El secreto guardado bajo llave
El pánico se apoderó de Edita, quien de inmediato intentó recuperar el control de la situación. Con voz temblorosa pero autoritaria, ordenó a la seguridad del hotel que expulsara a Lydia del recinto, acusándola de ser una impostora que buscaba extorsionar a la familia. Sin embargo, Valeria, impulsada por un presentimiento que le oprimía el pecho, detuvo a los guardias con un gesto firme. Necesitaba saber qué ocultaba aquella misteriosa caja rosa.
Al abrir el pequeño cofre, Valeria encontró un papel amarillento y un gastado medallón de plata. El documento era un certificado de nacimiento original de un hospital público, fechado hacía dieciocho años. En él figuraba el nombre de Edita De la Vega como madre biológica. Valeria miró a su madre, exigiendo una explicación con los ojos llenos de lágrimas de incredulidad.

¿Es esto cierto, mamá? ¿Tengo una hermana a la que abandonaste?

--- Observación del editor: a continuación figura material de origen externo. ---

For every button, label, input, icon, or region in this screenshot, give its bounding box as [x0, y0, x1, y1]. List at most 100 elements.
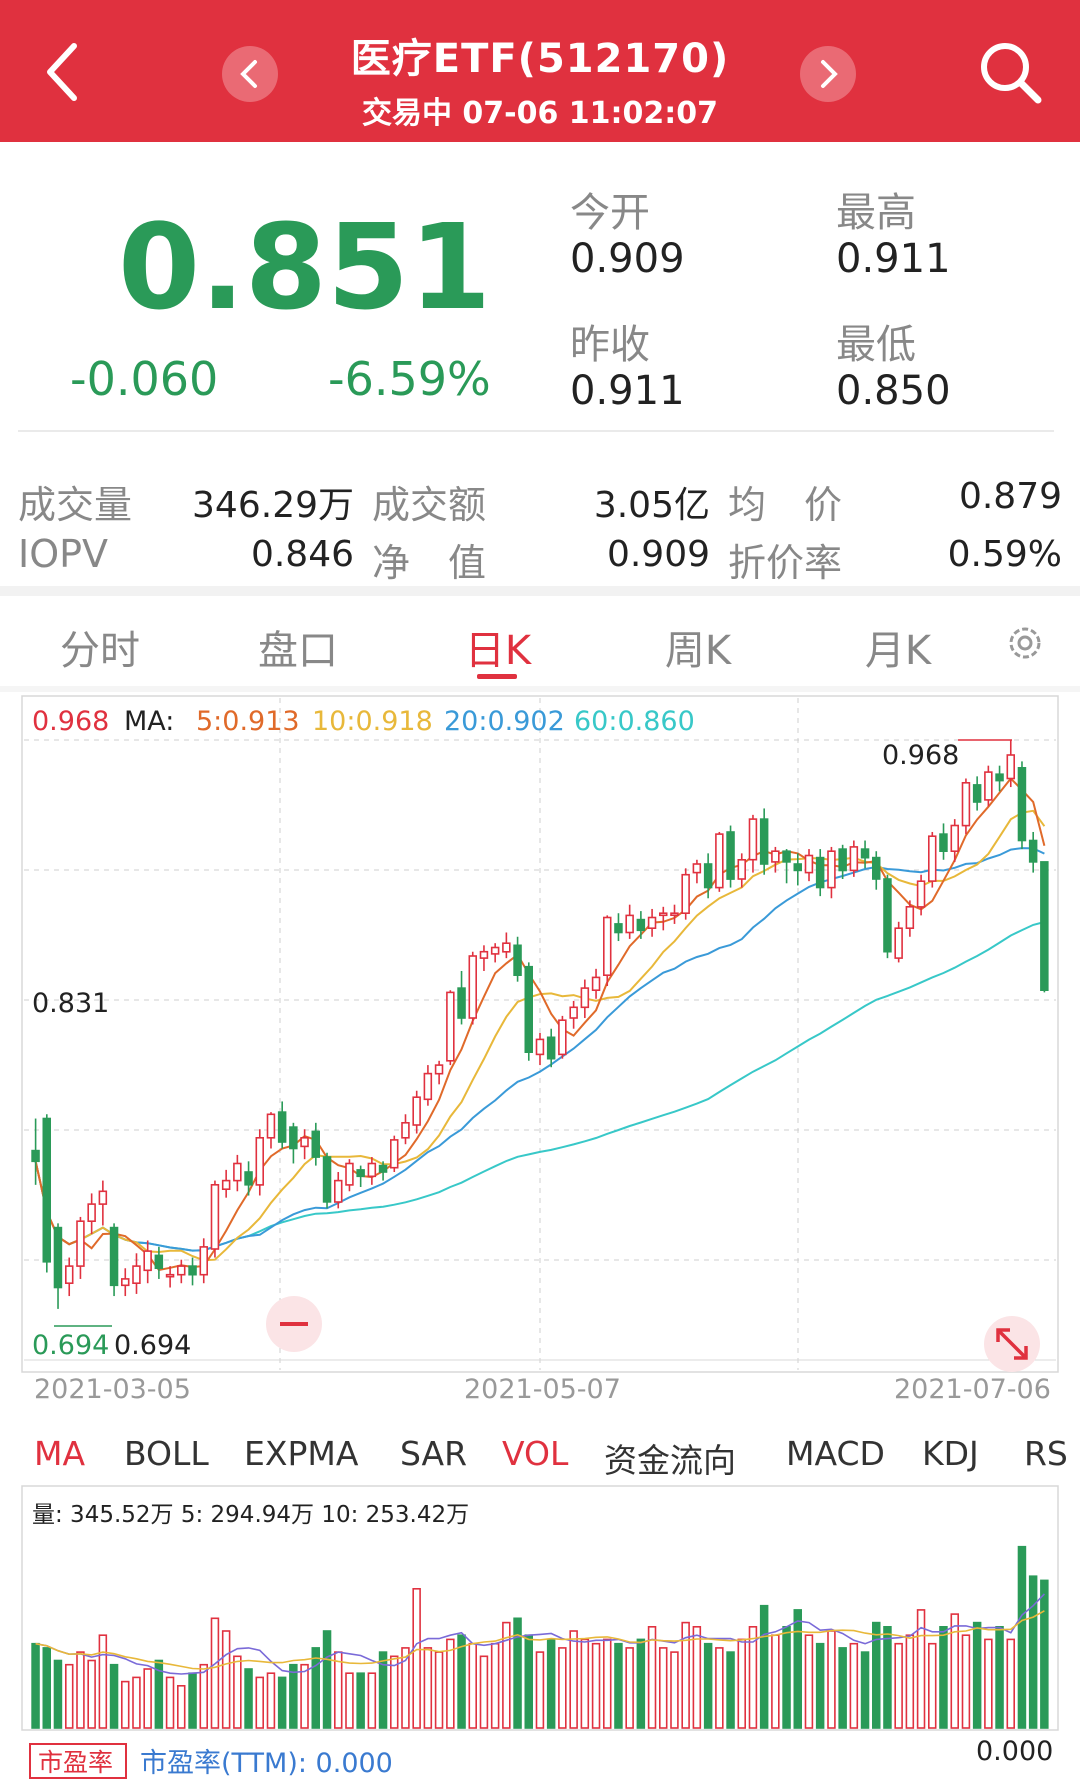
- volume-bar: [446, 1638, 455, 1729]
- candle-body: [490, 946, 500, 955]
- tab-orderbook[interactable]: 盘口: [258, 628, 338, 674]
- volume-bar: [849, 1642, 859, 1729]
- search-icon[interactable]: [976, 38, 1046, 108]
- trading-status: 交易中 07-06 11:02:07: [361, 96, 719, 131]
- candle-body: [31, 1149, 40, 1163]
- candle-body: [479, 950, 489, 959]
- pe-badge-label: 市盈率: [38, 1748, 113, 1777]
- candle-body: [838, 848, 847, 872]
- volume-bar: [333, 1651, 343, 1729]
- indicator-fund-flow[interactable]: 资金流向: [604, 1441, 736, 1480]
- candle-body: [401, 1121, 410, 1139]
- indicator-vol[interactable]: VOL: [502, 1434, 569, 1473]
- candle-body: [569, 1006, 578, 1019]
- indicator-macd[interactable]: MACD: [786, 1434, 885, 1473]
- tab-daily-k[interactable]: 日K: [464, 628, 532, 674]
- candle-body: [109, 1226, 119, 1287]
- candle-body: [759, 818, 769, 865]
- indicator-sar[interactable]: SAR: [400, 1434, 468, 1473]
- volume-chart[interactable]: 量: 345.52万 5: 294.94万 10: 253.42万 市盈率 市盈…: [0, 1482, 1080, 1786]
- volume-bar: [636, 1638, 646, 1729]
- volume-bar: [143, 1668, 152, 1729]
- candle-body: [849, 846, 859, 872]
- volume-bar: [289, 1663, 298, 1729]
- candle-body: [535, 1038, 545, 1056]
- amount-label: 成交额: [372, 483, 487, 527]
- indicator-ma[interactable]: MA: [34, 1434, 86, 1473]
- prev-stock-button[interactable]: [222, 46, 278, 102]
- candle-body: [636, 918, 646, 932]
- candle-body: [793, 863, 802, 872]
- page-title: 医疗ETF(512170): [350, 36, 730, 82]
- candle-body: [423, 1072, 433, 1101]
- pe-badge[interactable]: [29, 1743, 127, 1779]
- volume-bar: [569, 1630, 578, 1729]
- tab-monthly-k[interactable]: 月K: [864, 628, 932, 674]
- nav-value: 0.909: [606, 534, 710, 575]
- back-icon[interactable]: [42, 40, 82, 104]
- candle-body: [389, 1139, 399, 1169]
- volume-bar: [378, 1651, 388, 1729]
- volume-bar: [1040, 1579, 1049, 1729]
- candle-body: [681, 873, 690, 914]
- candle-body: [771, 850, 780, 863]
- section-gap: [0, 586, 1080, 596]
- volume-bar: [995, 1626, 1004, 1729]
- tab-weekly-k[interactable]: 周K: [664, 628, 732, 674]
- candle-body: [468, 955, 477, 1019]
- indicator-kdj[interactable]: KDJ: [922, 1434, 979, 1473]
- volume-bar: [602, 1638, 612, 1729]
- candle-body: [300, 1136, 309, 1148]
- volume-bar: [479, 1655, 489, 1729]
- candle-body: [647, 916, 657, 929]
- volume-bar: [367, 1672, 377, 1729]
- discount-value: 0.59%: [947, 534, 1062, 575]
- indicator-expma[interactable]: EXPMA: [244, 1434, 359, 1473]
- candle-body: [165, 1273, 175, 1278]
- volume-bar: [827, 1630, 836, 1729]
- volume-bar: [1017, 1545, 1027, 1729]
- candle-body: [154, 1254, 164, 1270]
- active-tab-indicator: [477, 674, 517, 679]
- date-start: 2021-03-05: [34, 1374, 191, 1405]
- volume-bar: [558, 1647, 567, 1729]
- volume-bar: [502, 1621, 511, 1729]
- volume-bar: [804, 1634, 814, 1729]
- ma10-value: 10:0.918: [312, 706, 433, 737]
- prev-close-label: 昨收: [570, 322, 650, 368]
- volume-bar: [838, 1647, 847, 1729]
- candle-body: [143, 1250, 152, 1272]
- candle-body: [446, 991, 455, 1062]
- tab-intraday[interactable]: 分时: [60, 628, 140, 674]
- indicator-rsi[interactable]: RS: [1024, 1434, 1068, 1473]
- candle-body: [76, 1220, 85, 1267]
- candle-body: [658, 912, 668, 917]
- indicator-boll[interactable]: BOLL: [124, 1434, 209, 1473]
- candle-body: [692, 863, 702, 874]
- candle-body: [726, 831, 735, 880]
- volume-bar: [815, 1642, 825, 1729]
- price-change-percent: -6.59%: [328, 352, 491, 406]
- ma-label: MA:: [124, 706, 174, 737]
- kline-chart[interactable]: 0.968 MA: 5:0.913 10:0.918 20:0.902 60:0…: [0, 692, 1080, 1412]
- volume-bar: [950, 1613, 959, 1729]
- iopv-value: 0.846: [250, 534, 354, 575]
- candle-body: [546, 1036, 556, 1060]
- volume-bar: [972, 1621, 982, 1729]
- candle-body: [210, 1183, 220, 1250]
- candle-body: [984, 771, 993, 801]
- gear-icon[interactable]: [1002, 620, 1048, 666]
- open-value: 0.909: [570, 236, 685, 282]
- volume-bar: [389, 1655, 399, 1729]
- volume-bar: [412, 1588, 421, 1729]
- candle-body: [289, 1126, 298, 1150]
- candle-body: [602, 916, 612, 977]
- volume-bar: [726, 1651, 735, 1729]
- volume-bar: [322, 1630, 332, 1729]
- mid-price-label: 0.831: [32, 988, 109, 1019]
- candle-body: [457, 987, 466, 1019]
- candle-body: [782, 850, 791, 863]
- volume-bar: [356, 1672, 365, 1729]
- next-stock-button[interactable]: [800, 46, 856, 102]
- ma60-value: 60:0.860: [574, 706, 695, 737]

Sintiéndose acorralada ante la mirada expectante de toda la alta sociedad de Madrid, Edita arrastró a Valeria y a Lydia a un rincón apartado del salón. Allí, lejos de desmentir la acusación, Edita mostró su verdadera naturaleza. Abrió su bolso y sacó un fajo de billetes de alta denominación, ofreciéndoselos a Lydia con evidente desprecio.
Toma esto y vete de nuestras vidas. No permitiré que una camarera arruine el prestigio que tanto me ha costado construir. Te daré más si prometes no volver jamás.

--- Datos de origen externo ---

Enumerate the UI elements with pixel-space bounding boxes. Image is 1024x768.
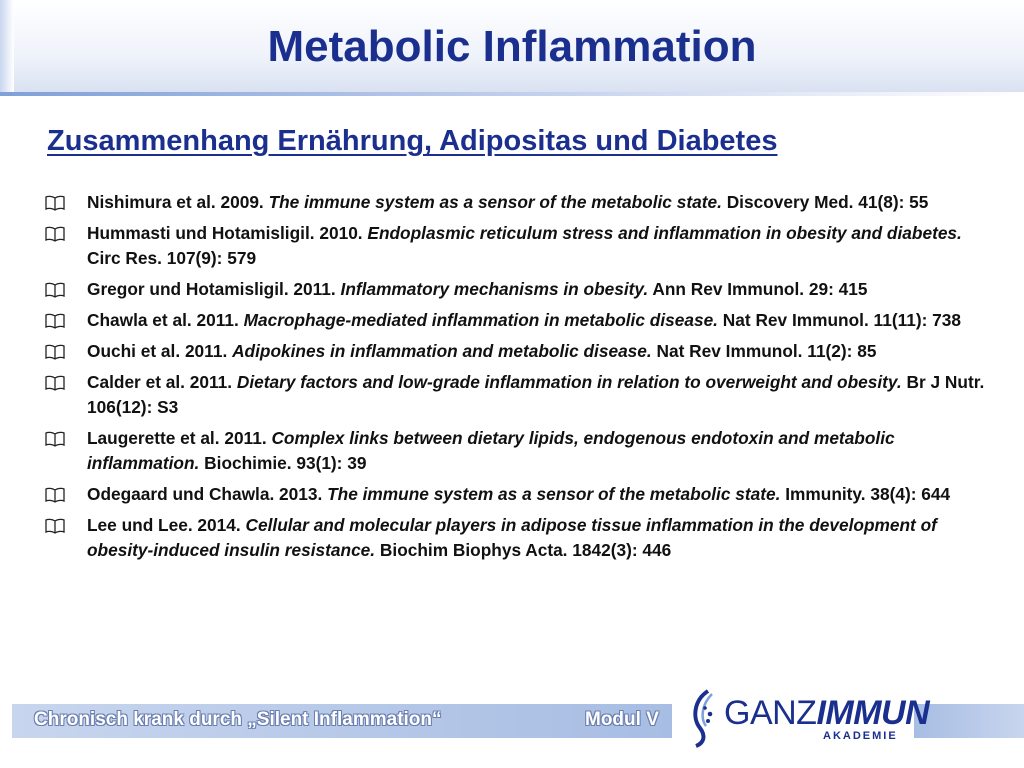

Lydia miró el dinero con absoluto desprecio, dejando que los billetes cayeran al suelo. Explicó que nunca había querido su dinero; solo quería que Valeria supiera la verdad. Lydia había sido abandonada en un hospicio porque nació con una afección cardíaca que requería costosos cuidados, algo que Edita consideró un estorbo para su perfecta vida social.
”Lydia había sido abandonada en un hospicio porque nació con una afección cardíaca que requería costosos cuidados, algo que Edita consider…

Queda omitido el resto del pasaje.